LPS‐induced endotoxemia promotes blood‐brain barrier permeability via TSP1‐dependent TGFβ1 activation

Abstract

IntroductionDuring disease states, the blood‐brain barrier (BBB) can become permeable due to endothelial injury or dysregulation of tight junction proteins. Endotoxemia, which induces systemic inflammation, causes BBB dysfunction and neuroinflammation. We have shown that transforming growth factor beta 1 (TGFβ1) is upregulated during systemic inflammation and promotes BBB permeability by disrupting claudin‐5 and occludin. Therefore, we hypothesize that TGFβ1 is upregulated during endotoxemia and induces BBB permeability by disrupting tight junction proteins.MethodsC57Bl/6 mice were administered 3 mg/kg of LPS and monitored for neurological decline. In a second set of mice 6 hours after LPS administration, an antagonist to TGFβ1 activation, LSKL, or control, SLLK, were injected (1 mg/kg/ip). Mice were euthanized 24 hours after LPS injection and tissue was collected. In a subset of animals, 3 hours prior to euthanasia, Evans Blue was injected (8%/ip) to assess BBB function. TGFβ1, claudin‐5, occludin, IL‐1β, IL6 and TNFα expression was assessed by RTPCR, immunoblotting and immunofluorescence. In vitro studies using mouse brain endothelial cells (bEnd.3 cells) were treated with LPS (10 μg/ml) or rTSP1 (1 μg/ml) to activate TGFβ1. TGFβ1, TSP1, claudin‐5 and occludin expression was assessed by immunofluorescence or RTPCR. Barrier function was determined in bEnd.3 cell monolayers using TEER or 10‐kDa FITC‐dextran diffusion. Data were analyzed using GraphPad Prism with results presented as mean +/‐ SEM. Differences between two groups were compared using Student’s t‐test and differences between three groups were determined using ANOVA.ResultsTGFβ1 expression was increased in cortex and cerebellum of LPS‐treated mice. This was associated with decreased claudin‐5 and occludin mRNA expression and immunofluorescence staining. Treatment of bEnd.3 cells with LPS increased TGFβ1 and TSP1 expression, decreased TEER, and increased FITC‐dextran diffusion.

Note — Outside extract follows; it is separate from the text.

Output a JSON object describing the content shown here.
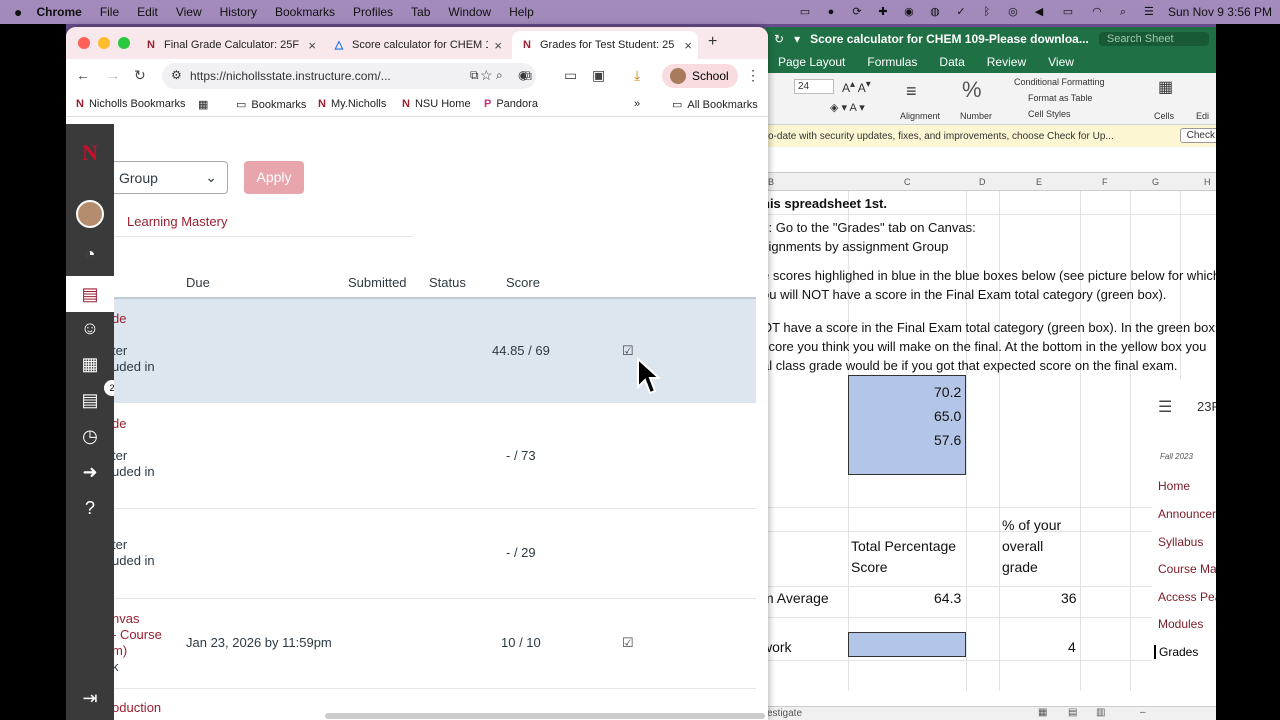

Supplementation of bEnd.3 cells with rTSP1 led to decreased claudin‐5 and occludin mRNA expression, decreased TEER, and increased FITC‐dextran diffusion across the transwell. LSKL treatment in LPS‐treated mice reduced sickness behavior, reduced Evan’s blue penetrance into the brain, restored tight junction expression and alleviated neuroinflammation when compared to SLLK‐treated mice.ConclusionsStrategies to target TGFβ1 signaling may prove effective at alleviating endotoxin‐induced BBB dysfunction.